するとそれはたちまち伝播していき、再び謁見の間が騒がしくなる。
ザワザワ……
謁見の間が騒がしい中、皇帝は立ち上がり声を張り上げて告げる。
「よって朕は、此度の王国よりの申し入れを受け入れる事にした!!そして朕は此度の責任を取り皇帝の座を退く事を決めた!!!」
皇帝はそう言って被っている王冠を取る。
先程から騒がしかった将軍達が更に騒がしくなる。
「陛下?!!」
「なんですとー!!!?」
「これは一大事だ!!」
だがそんな中、帝国最強の6騎将達は特に驚く様子も無く佇んでいた。6騎将の面々からしたら、皇帝が変わろうが変わらなかろうがぶっちゃけどうでも良いのだ。
そんな我関せずの6騎将の中で唯一、「紅姫」が一歩前に出ると皇帝に対して質問をする。

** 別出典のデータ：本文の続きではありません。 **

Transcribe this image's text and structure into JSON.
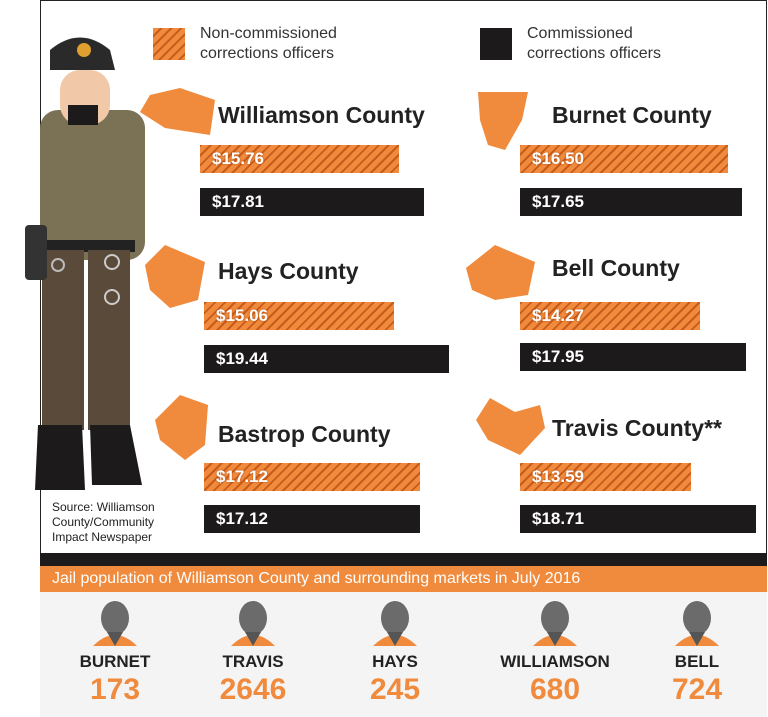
{
  "legend": {
    "non_commissioned": "Non-commissioned corrections officers",
    "commissioned": "Commissioned corrections officers"
  },
  "counties": [
    {
      "name": "Williamson County",
      "values": [
        15.76,
        17.81
      ],
      "value_labels": [
        "$15.76",
        "$17.81"
      ]
    },
    {
      "name": "Burnet County",
      "values": [
        16.5,
        17.65
      ],
      "value_labels": [
        "$16.50",
        "$17.65"
      ]
    },
    {
      "name": "Hays County",
      "values": [
        15.06,
        19.44
      ],
      "value_labels": [
        "$15.06",
        "$19.44"
      ]
    },
    {
      "name": "Bell County",
      "values": [
        14.27,
        17.95
      ],
      "value_labels": [
        "$14.27",
        "$17.95"
      ]
    },
    {
      "name": "Bastrop County",
      "values": [
        17.12,
        17.12
      ],
      "value_labels": [
        "$17.12",
        "$17.12"
      ]
    },
    {
      "name": "Travis County**",
      "values": [
        13.59,
        18.71
      ],
      "value_labels": [
        "$13.59",
        "$18.71"
      ]
    }
  ],
  "source": "Source: Williamson County/Community Impact Newspaper",
  "jail": {
    "title": "Jail population of Williamson County and surrounding markets in July 2016",
    "markets": [
      {
        "name": "BURNET",
        "population": 173
      },
      {
        "name": "TRAVIS",
        "population": 2646
      },
      {
        "name": "HAYS",
        "population": 245
      },
      {
        "name": "WILLIAMSON",
        "population": 680
      },
      {
        "name": "BELL",
        "population": 724
      }
    ]
  }
}
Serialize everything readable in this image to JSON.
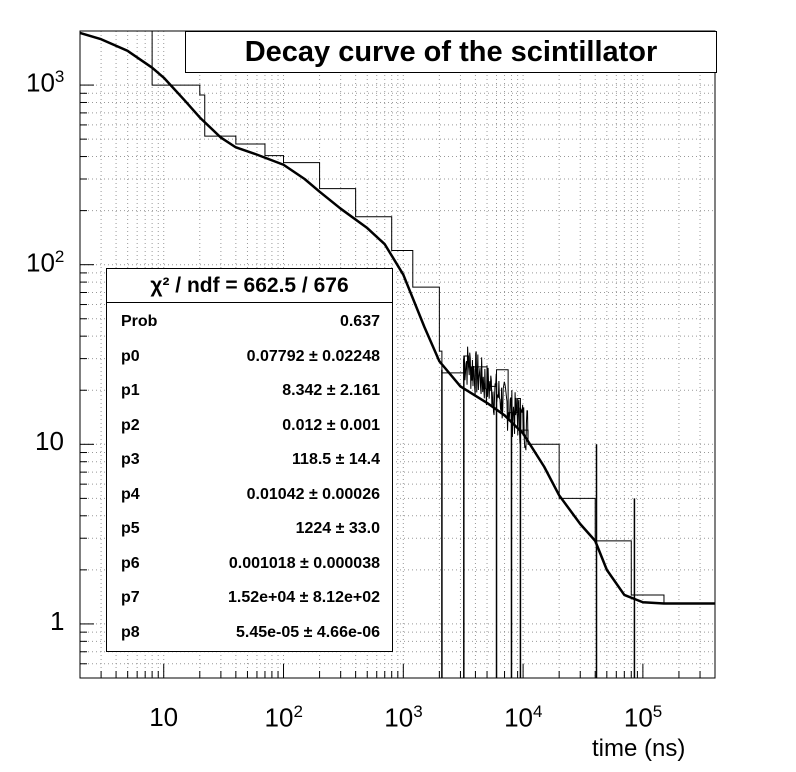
{
  "chart_data": {
    "type": "line",
    "title": "Decay curve of the scintillator",
    "xlabel": "time (ns)",
    "ylabel": "",
    "xscale": "log",
    "yscale": "log",
    "xlim": [
      2,
      400000
    ],
    "ylim": [
      0.5,
      2000
    ],
    "grid": true,
    "x_tick_labels": [
      {
        "base": "10",
        "exp": "",
        "value": 10
      },
      {
        "base": "10",
        "exp": "2",
        "value": 100
      },
      {
        "base": "10",
        "exp": "3",
        "value": 1000
      },
      {
        "base": "10",
        "exp": "4",
        "value": 10000
      },
      {
        "base": "10",
        "exp": "5",
        "value": 100000
      }
    ],
    "y_tick_labels": [
      {
        "base": "1",
        "exp": "",
        "value": 1
      },
      {
        "base": "10",
        "exp": "",
        "value": 10
      },
      {
        "base": "10",
        "exp": "2",
        "value": 100
      },
      {
        "base": "10",
        "exp": "3",
        "value": 1000
      }
    ],
    "series": [
      {
        "name": "fit",
        "style": "thick-line",
        "x": [
          2,
          3,
          5,
          8,
          10,
          15,
          20,
          30,
          40,
          60,
          100,
          150,
          200,
          300,
          500,
          700,
          1000,
          1500,
          2000,
          3000,
          5000,
          7000,
          10000,
          15000,
          20000,
          30000,
          40000,
          50000,
          70000,
          100000,
          150000,
          200000,
          400000
        ],
        "y": [
          1950,
          1800,
          1550,
          1250,
          1100,
          820,
          660,
          510,
          450,
          410,
          360,
          300,
          255,
          205,
          160,
          130,
          88,
          45,
          29,
          21,
          17,
          14.5,
          11.5,
          7.5,
          5.2,
          3.6,
          2.9,
          2.0,
          1.45,
          1.32,
          1.3,
          1.3,
          1.3
        ]
      },
      {
        "name": "histogram",
        "style": "step",
        "x": [
          2,
          8,
          8,
          20,
          20,
          22,
          22,
          40,
          40,
          70,
          100,
          200,
          400,
          800,
          1200,
          2000,
          2100,
          3200,
          3500,
          5000,
          6000,
          7500,
          9000,
          9500,
          11000,
          20000,
          40000,
          80000,
          150000,
          400000
        ],
        "y": [
          2000,
          2000,
          1000,
          1000,
          880,
          880,
          520,
          520,
          470,
          405,
          370,
          265,
          185,
          120,
          75,
          33,
          25,
          31,
          27,
          21,
          26,
          15,
          18,
          12,
          10,
          5.0,
          2.9,
          1.45,
          1.3,
          1.3
        ]
      }
    ],
    "spikes": [
      {
        "x": 2100,
        "y": 0.5,
        "top": 26
      },
      {
        "x": 3200,
        "y": 0.5,
        "top": 30
      },
      {
        "x": 6000,
        "y": 0.5,
        "top": 22
      },
      {
        "x": 8000,
        "y": 0.5,
        "top": 18
      },
      {
        "x": 9500,
        "y": 0.5,
        "top": 16
      },
      {
        "x": 41000,
        "y": 0.5,
        "top": 10
      },
      {
        "x": 85000,
        "y": 0.5,
        "top": 5
      }
    ],
    "stats": {
      "header": "χ² / ndf = 662.5 / 676",
      "rows": [
        {
          "key": "Prob",
          "value": "0.637"
        },
        {
          "key": "p0",
          "value": "0.07792 ± 0.02248"
        },
        {
          "key": "p1",
          "value": "8.342 ± 2.161"
        },
        {
          "key": "p2",
          "value": "0.012 ± 0.001"
        },
        {
          "key": "p3",
          "value": "118.5 ± 14.4"
        },
        {
          "key": "p4",
          "value": "0.01042 ± 0.00026"
        },
        {
          "key": "p5",
          "value": "1224 ± 33.0"
        },
        {
          "key": "p6",
          "value": "0.001018 ± 0.000038"
        },
        {
          "key": "p7",
          "value": "1.52e+04 ± 8.12e+02"
        },
        {
          "key": "p8",
          "value": "5.45e-05 ± 4.66e-06"
        }
      ]
    }
  }
}
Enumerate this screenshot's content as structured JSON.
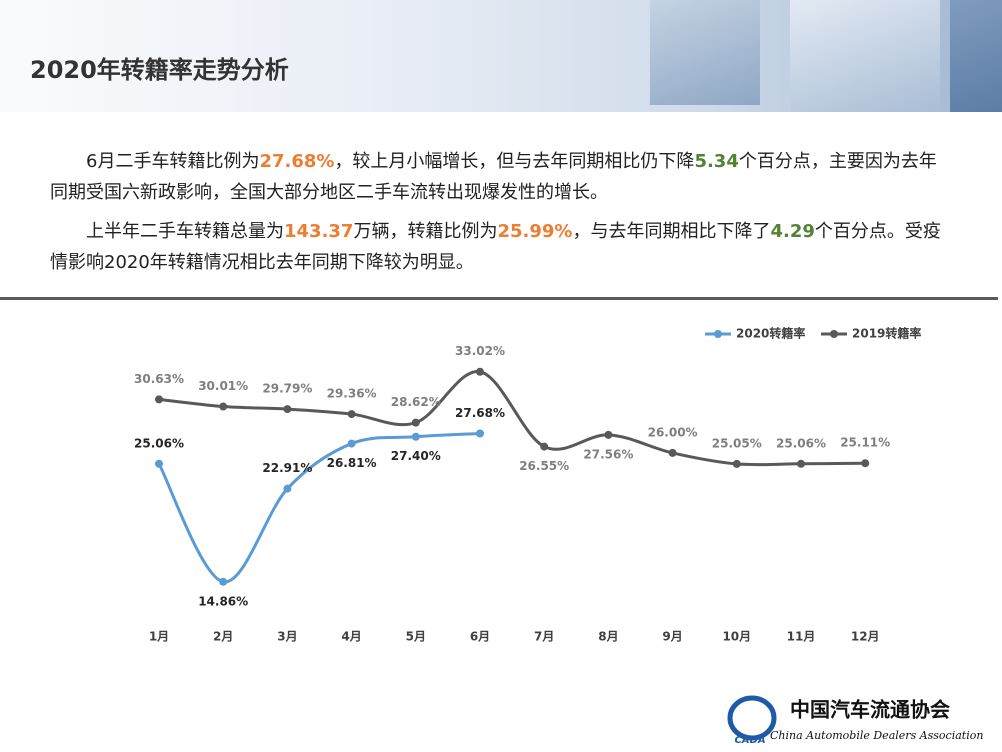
{
  "header": {
    "title": "2020年转籍率走势分析"
  },
  "paragraphs": [
    [
      {
        "text": "6月二手车转籍比例为"
      },
      {
        "text": "27.68%",
        "color": "#ed7d31"
      },
      {
        "text": "，较上月小幅增长，但与去年同期相比仍下降"
      },
      {
        "text": "5.34",
        "color": "#548235"
      },
      {
        "text": "个百分点，主要因为去年同期受国六新政影响，全国大部分地区二手车流转出现爆发性的增长。"
      }
    ],
    [
      {
        "text": "上半年二手车转籍总量为"
      },
      {
        "text": "143.37",
        "color": "#ed7d31"
      },
      {
        "text": "万辆，转籍比例为"
      },
      {
        "text": "25.99%",
        "color": "#ed7d31"
      },
      {
        "text": "，与去年同期相比下降了"
      },
      {
        "text": "4.29",
        "color": "#548235"
      },
      {
        "text": "个百分点。受疫情影响2020年转籍情况相比去年同期下降较为明显。"
      }
    ]
  ],
  "chart_data": {
    "type": "line",
    "categories": [
      "1月",
      "2月",
      "3月",
      "4月",
      "5月",
      "6月",
      "7月",
      "8月",
      "9月",
      "10月",
      "11月",
      "12月"
    ],
    "series": [
      {
        "name": "2020转籍率",
        "color": "#5b9bd5",
        "values": [
          25.06,
          14.86,
          22.91,
          26.81,
          27.4,
          27.68,
          null,
          null,
          null,
          null,
          null,
          null
        ],
        "value_labels": [
          "25.06%",
          "14.86%",
          "22.91%",
          "26.81%",
          "27.40%",
          "27.68%",
          null,
          null,
          null,
          null,
          null,
          null
        ]
      },
      {
        "name": "2019转籍率",
        "color": "#595959",
        "values": [
          30.63,
          30.01,
          29.79,
          29.36,
          28.62,
          33.02,
          26.55,
          27.56,
          26.0,
          25.05,
          25.06,
          25.11
        ],
        "value_labels": [
          "30.63%",
          "30.01%",
          "29.79%",
          "29.36%",
          "28.62%",
          "33.02%",
          "26.55%",
          "27.56%",
          "26.00%",
          "25.05%",
          "25.06%",
          "25.11%"
        ]
      }
    ],
    "ylim": [
      10,
      40
    ],
    "smooth": true,
    "legend": "top-right"
  },
  "logo": {
    "name": "中国汽车流通协会",
    "abbr": "CADA",
    "english": "China Automobile Dealers Association"
  }
}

「陛下!!失礼ながらお聞きしますが、次代皇帝はお決まりになっておるのでしょうか?」
「紅姫」の質問に皇帝は頷きながら答える。
「うむ!!皇太子が決まって居ない以上、次の皇帝は帝国代々の慣例通り、帝位継承権を持つ朕の子供達による話し合いと言う事になる!!」
「それはつまり……」
皇帝の言う話し合いがどう言う事を意味するのか理解した「紅姫」は声を詰まらせた。
何故ならば、6騎将最古参である「紅姫」またの名を「
そして先程皇帝が言った話し合いとは、帝国では殺し合いと言う意味だ!!
自分の事を殺意のこもった目で睨むソフィアを見て皇帝は笑みを浮かべながら告げた。
「ここに、第19代ヴェルダン帝国皇帝グロリアス・フォン・ヴェルダンが、帝位争いの開始を宣言する!!」
皇帝の宣言の後、6騎将を始め文官や将軍達は片膝をつきながら
「「「「「「「全ては陛下の御心のままに!!」」」」」」」
と言って恭順した。
こうしてここに、帝国史上最も苛烈で最も熾烈な争いが開かれたのだった。